Wow, whole lot of thoughts to respond to.
Well, personally, I don’t think intelligent design makes for a compelling scientific theory. Taken as a whole, it provides some interesting criticisms, but nothing I’ve read has really produced a coherent, alternative, testable, and falsifiable set of hypotheses. Of course, the immediate response is that neither has evolution, but I think that arises from a fundamental misunderstanding of evolutionary theory. ID, pseudo-religious thought, and religious ideas derive from a premise that there exists a basis for objective reality and it is known. Certain dimensions may not be known, of course, but nevertheless, ID, for example, posits that there is a creator. Why? Because complexity cannot arise spontaneously. However, it is difficult to see how this can at all be falsifiable or tested. Is the simple existence of complexity sufficient to say that there is a guiding hand? I would say no, and (to start) for two reasons. First, because many complex systems spontaneously emerge. For example, ecosystems (which can be man-made), markets (see Smith and Hayek on spontaneous order), and emergence theories applied to cities and other complex entities. Second, and this is the key difference between evolutionary science and ideas like ID, because beginning from this premise is a fundamental methodological error. Avin, to my mind, gets close to this point in his original post, but not quite. ID is a purely logical deduction without necessarily referencing anything in reality, which is why the falsifiability criteria is so important. With evolutionary hypotheses, the fossil record acts as a reference point of objective events. But the mistake many people make is assuming that evolutionary biology is complete. It is not. It is constantly being added to and changed, and its fundamental premises can be challenged. However, ID inherently contains an untestable, unfalsifiable baseline assumption of a guiding hand, and my primary concern is that cannot be contested. It is not a scientific theory: rather, it is a series of interesting criticisms which, however, don’t strike the heart of what evolution is.
One final point before having to get back to work.

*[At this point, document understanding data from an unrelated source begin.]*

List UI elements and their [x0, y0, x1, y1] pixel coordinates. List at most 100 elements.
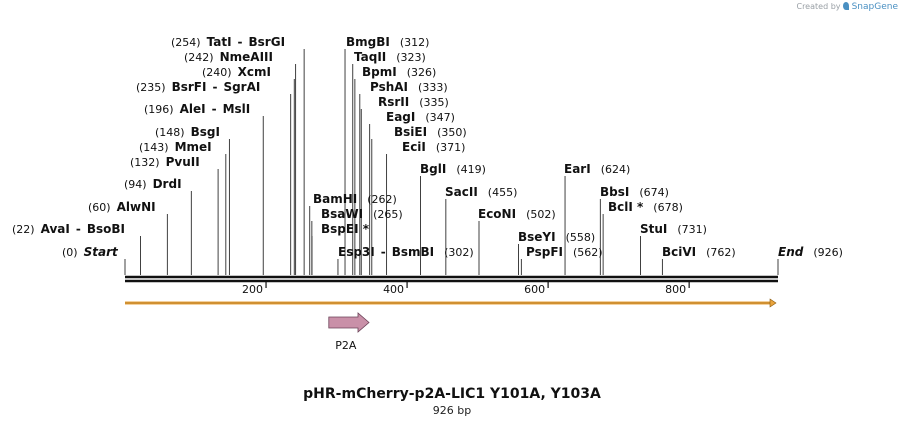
- site-label: EarI (624): [564, 162, 630, 176]
- plasmid-length: 926 bp: [432, 404, 472, 417]
- enzyme-name: BsoBI: [87, 222, 125, 236]
- site-label: (94) DrdI: [124, 177, 182, 191]
- site-label: BclI * (678): [608, 200, 683, 214]
- orf-track: [125, 298, 777, 308]
- enzyme-name: BbsI: [600, 185, 629, 199]
- enzyme-name: BpmI: [362, 65, 397, 79]
- site-label: BamHI (262): [313, 192, 397, 206]
- site-position: (196): [144, 103, 174, 116]
- site-label: BseYI (558): [518, 230, 595, 244]
- enzyme-name: BsmBI: [392, 245, 434, 259]
- site-position: (926): [813, 246, 843, 259]
- enzyme-name: MmeI: [175, 140, 212, 154]
- site-label: (242) NmeAIII: [184, 50, 273, 64]
- site-label: (240) XcmI: [202, 65, 271, 79]
- site-label: BbsI (674): [600, 185, 669, 199]
- site-position: (242): [184, 51, 214, 64]
- enzyme-name: PshAI: [370, 80, 408, 94]
- tick-label: 800: [665, 283, 686, 296]
- site-position: (326): [407, 66, 437, 79]
- enzyme-name: End: [778, 245, 804, 259]
- tick-label: 200: [242, 283, 263, 296]
- site-position: (312): [400, 36, 430, 49]
- site-label: BsaWI (265): [321, 207, 403, 221]
- feature-track: P2A: [328, 312, 370, 352]
- enzyme-name: PvuII: [166, 155, 200, 169]
- enzyme-name: EarI: [564, 162, 591, 176]
- site-position: (265): [373, 208, 403, 221]
- site-label: RsrII (335): [378, 95, 449, 109]
- enzyme-name: EagI: [386, 110, 415, 124]
- site-position: (143): [139, 141, 169, 154]
- site-position: (262): [367, 193, 397, 206]
- site-label: BsiEI (350): [394, 125, 467, 139]
- tick-label: 600: [524, 283, 545, 296]
- site-label: (148) BsgI: [155, 125, 220, 139]
- enzyme-name: XcmI: [238, 65, 271, 79]
- site-label: PspFI (562): [526, 245, 603, 259]
- enzyme-name: SacII: [445, 185, 478, 199]
- enzyme-name: NmeAIII: [220, 50, 273, 64]
- snapgene-credit: Created by SnapGene: [796, 2, 898, 12]
- site-label: EcoNI (502): [478, 207, 556, 221]
- site-position: (240): [202, 66, 232, 79]
- site-separator: -: [238, 35, 243, 49]
- site-separator: -: [212, 80, 217, 94]
- site-separator: -: [76, 222, 81, 236]
- site-labels: (0) Start(22) AvaI - BsoBI(60) AlwNI(94) DrdI(…: [12, 35, 843, 259]
- site-position: (60): [88, 201, 111, 214]
- enzyme-name: EciI: [402, 140, 426, 154]
- snapgene-logo-icon: [843, 2, 850, 10]
- enzyme-name: AvaI: [41, 222, 70, 236]
- enzyme-name: BglI: [420, 162, 446, 176]
- enzyme-name: BclI *: [608, 200, 644, 214]
- credit-prefix: Created by: [796, 2, 841, 11]
- enzyme-name: BsiEI: [394, 125, 427, 139]
- site-position: (22): [12, 223, 35, 236]
- site-position: (350): [437, 126, 467, 139]
- site-label: BpmI (326): [362, 65, 436, 79]
- site-position: (731): [677, 223, 707, 236]
- site-position: (323): [396, 51, 426, 64]
- site-label: BglI (419): [420, 162, 486, 176]
- site-position: (94): [124, 178, 147, 191]
- site-position: (678): [653, 201, 683, 214]
- enzyme-name: BseYI: [518, 230, 556, 244]
- site-separator: -: [212, 102, 217, 116]
- site-label: BciVI (762): [662, 245, 736, 259]
- site-position: (371): [436, 141, 466, 154]
- credit-brand: SnapGene: [851, 2, 898, 12]
- enzyme-name: BsrGI: [249, 35, 286, 49]
- enzyme-name: BmgBI: [346, 35, 390, 49]
- site-position: (132): [130, 156, 160, 169]
- site-separator: -: [381, 245, 386, 259]
- enzyme-name: MslI: [223, 102, 251, 116]
- enzyme-name: BamHI: [313, 192, 357, 206]
- site-position: (455): [488, 186, 518, 199]
- enzyme-name: AlwNI: [117, 200, 156, 214]
- feature-label: P2A: [335, 339, 357, 352]
- site-label: (254) TatI - BsrGI: [171, 35, 285, 49]
- site-label: BmgBI (312): [346, 35, 429, 49]
- enzyme-name: BciVI: [662, 245, 696, 259]
- site-label: (143) MmeI: [139, 140, 212, 154]
- sequence-backbone: [125, 275, 778, 283]
- enzyme-name: BsrFI: [172, 80, 207, 94]
- site-label: (196) AleI - MslI: [144, 102, 250, 116]
- enzyme-name: TaqII: [354, 50, 386, 64]
- enzyme-name: TatI: [207, 35, 232, 49]
- plasmid-name: pHR-mCherry-p2A-LIC1 Y101A, Y103A: [303, 386, 601, 402]
- enzyme-name: BspEI *: [321, 222, 370, 236]
- orf-arrowhead: [769, 298, 777, 308]
- enzyme-name: StuI: [640, 222, 667, 236]
- enzyme-name: Start: [84, 245, 119, 259]
- enzyme-name: SgrAI: [223, 80, 260, 94]
- site-position: (562): [573, 246, 603, 259]
- site-label: (60) AlwNI: [88, 200, 156, 214]
- site-position: (762): [706, 246, 736, 259]
- site-label: StuI (731): [640, 222, 707, 236]
- site-position: (335): [419, 96, 449, 109]
- site-label: End (926): [778, 245, 843, 259]
- site-label: BspEI *: [321, 222, 370, 236]
- sequence-map: (0) Start(22) AvaI - BsoBI(60) AlwNI(94) DrdI(…: [12, 35, 843, 352]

The gaps in evolutionary theory: I believe most people point to this because they expect the theory to be complete. Evolutionary biology is necessarily a partly historical science. We can understand the processes, mechanisms, and chemistry undergirding population change, but developing a picture of how it actually happened in the past requires comparatively softer methods than physics or chemistry. This is not to say that these “softer” procedures are methodologically suspect. I think far too many people talk about faults in the fossil record as if they could actually show that the procedures for dating and analyzing the record are suspect. This to my mind hasn’t at all been shown, at least not from sources without inherent and methodological biases and without invalidating pretty concrete chemical and physical principles. This does make proving evolutionary hypotheses more difficult, but it is not guesswork as some have suggested, and it is far from faulty in the crippling way that others have remarked.
I think above all, everyone must be extremely careful methodologically. Thus far, I have read numerous statements for or against ID which to my mind are simply unprovable assertions. Problems with evolution exist, certainly: but (if they are specified, and I notice most people don’t bother to specify what exactly is in contention) they can be met with testing and reasoned debate. But, I would be very interested in reading thoughts on how these methodologies can be applied to ID.